昨日8/20(木)の東京は890円高の全面高でした。その土台は「米長期金利の低下」ひとつでしたが、土台は一晩で丸ごと消えました

剥がした主犯は財務省でも中央銀行でもなく、原油です。トランプ大統領がイランに対し「最も壊滅的な経済作戦を開始する」と表明し、WTIは**86.47ドル(+2.46%)**へ続伸。米10年債利回りは4.65%から4.71%前後へ再上昇しました。

ダウは703.84ドル安。日経225先物は大取夜間で65,510円(-850円)、CMEで65,505円(大証終比-855円)と、昨日の上げ幅をほぼ全部消す水準です。


⚠️持ち越し注意

イベント日時(JST)想定影響
⚠️日本7月全国消費者物価指数8/21(金)8:30=本日寄り前に出る最大の分岐。2025年基準への切替を伴う。市場予想値は執筆時点で確認できず、結果だけを見る形に
⚠️トランプ氏の対イラン「経済作戦」宣言8/20(木)米国時間「前例のない規模の経済戦争と孤立化」。ベッセント長官は8/24(月)に計画を説明と発言
⚠️米長期金利の再上昇8/20(木)4.6486%→4.71%前後。財務省の買い戻し増額の効果は1営業日で剥落
⚠️ウォルマート決算=既存店が予想未達8/20(木)米引け後株価-9.15%。第3四半期のEPS見通しも予想未達
⚠️米PCE/エヌビディア決算8/26(水)インフレの本命指標とAI相場の分岐点が同日

センチメント

米VIXは8/20(木)終値で16.00(+7.39%)。700ドル超の下げに対する反応としては、水準そのものは高くありません。日経平均VIは同日確定終値で29.68(-8.51%)、高値36.14/安値29.68で終値が日中安値と一致しました。この「ザラ場では高く終値で沈む」形は観察7回目です。

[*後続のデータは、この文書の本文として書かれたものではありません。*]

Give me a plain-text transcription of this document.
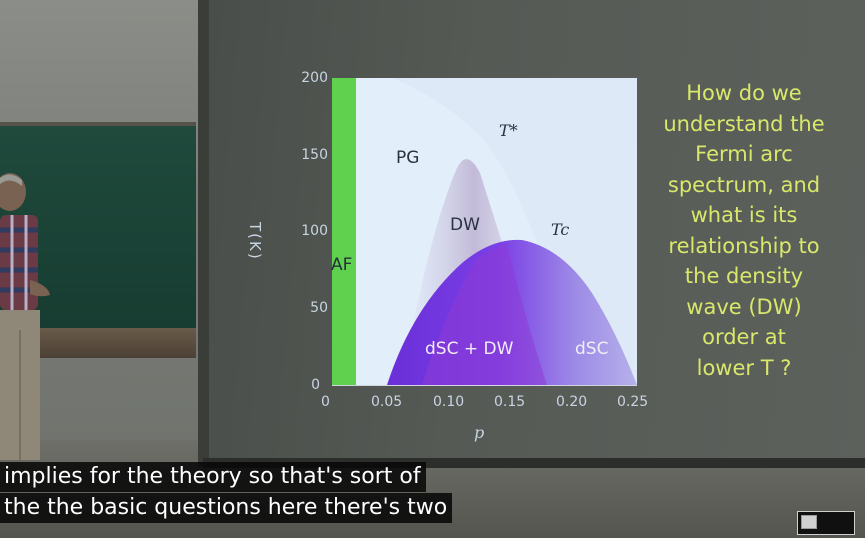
200
150
100
50
0
0	0.05 0.10 0.15 0.20 0.25
T(K)
p
AF
PG
T*
DW	Tc
dSC + DW	dSC
How do we
understand the
Fermi arc
spectrum, and
what is its
relationship to
the density
wave (DW)
order at
lower T ?
implies for the theory so that's sort of
the the basic questions here there's two
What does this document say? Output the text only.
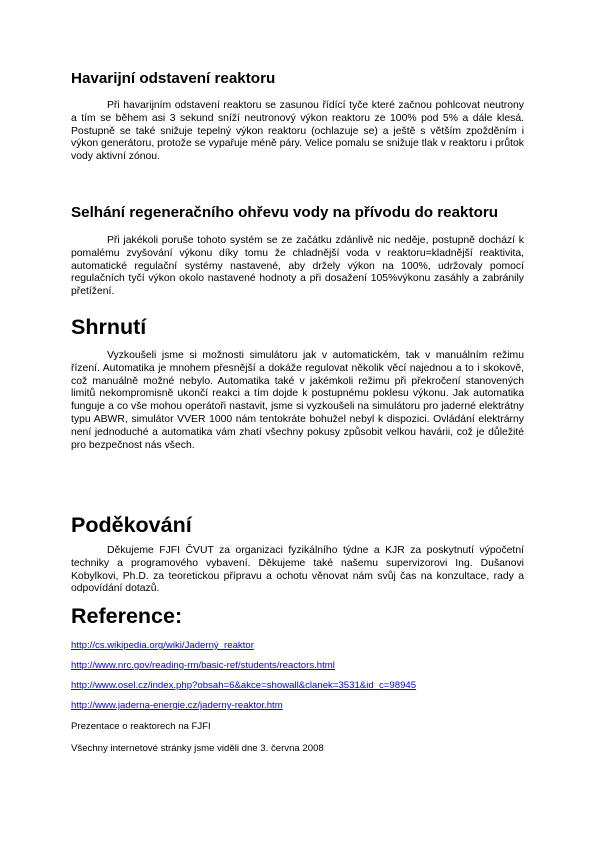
Havarijní odstavení reaktoru

Při havarijním odstavení reaktoru se zasunou řídící tyče které začnou pohlcovat neutrony a tím se během asi 3 sekund sníží neutronový výkon reaktoru ze 100% pod 5% a dále klesá. Postupně se také snižuje tepelný výkon reaktoru (ochlazuje se) a ještě s větším zpožděním i výkon generátoru, protože se vypařuje méně páry. Velice pomalu se snižuje tlak v reaktoru i průtok vody aktivní zónou.

Selhání regeneračního ohřevu vody na přívodu do reaktoru

Při jakékoli poruše tohoto systém se ze začátku zdánlivě nic neděje, postupně dochází k pomalému zvyšování výkonu díky tomu že chladnější voda v reaktoru=kladnější reaktivita, automatické regulační systémy nastavené, aby držely výkon na 100%, udržovaly pomocí regulačních tyčí výkon okolo nastavené hodnoty a při dosažení 105%výkonu zasáhly a zabránily přetížení.

Shrnutí

Vyzkoušeli jsme si možnosti simulátoru jak v automatickém, tak v manuálním režimu řízení. Automatika je mnohem přesnější a dokáže regulovat několik věcí najednou a to i skokově, což manuálně možné nebylo. Automatika také v jakémkoli režimu při překročení stanovených limitů nekompromisně ukončí reakci a tím dojde k postupnému poklesu výkonu. Jak automatika funguje a co vše mohou operátoři nastavit, jsme si vyzkoušeli na simulátoru pro jaderné elektrátny typu ABWR, simulátor VVER 1000 nám tentokráte bohužel nebyl k dispozici. Ovládání elektrárny není jednoduché a automatika vám zhatí všechny pokusy způsobit velkou havárii, což je důležité pro bezpečnost nás všech.

Poděkování

Děkujeme FJFI ČVUT za organizaci fyzikálního týdne a KJR za poskytnutí výpočetní techniky a programového vybavení. Děkujeme také našemu supervizorovi Ing. Dušanovi Kobylkovi, Ph.D. za teoretickou přípravu a ochotu věnovat nám svůj čas na konzultace, rady a odpovídání dotazů.

Reference:
http://cs.wikipedia.org/wiki/Jaderný_reaktor
http://www.nrc.gov/reading-rm/basic-ref/students/reactors.html
http://www.osel.cz/index.php?obsah=6&akce=showall&clanek=3531&id_c=98945
http://www.jaderna-energie.cz/jaderny-reaktor.htm

Prezentace o reaktorech na FJFI

Všechny internetové stránky jsme viděli dne 3. června 2008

★注目したいのは、日経VIが終値で30を下回ったこと(前日32.44)。恐怖の指標は日本側で1段下がり、日米の乖離も17.55pt差から13.68pt差へ縮みました。

ただし本日はギャップダウンで始まる公算が高く日経VIは再び上昇しうるため、「買い場の兆候あり」と強調する段階ではないと考えます。


米国市場(8/20(木)夜)

NYダウ 52,759.21(-703.84/-1.32%)、S&P500 7,641.16(-0.87%)、ナスダック総合 26,067.17(-1.00%)の大幅反落。セクター別では不動産管理・開発とエネルギーが上昇、小売と食品・生活必需品小売が下落しました(11セクターの全順位は取得不可)。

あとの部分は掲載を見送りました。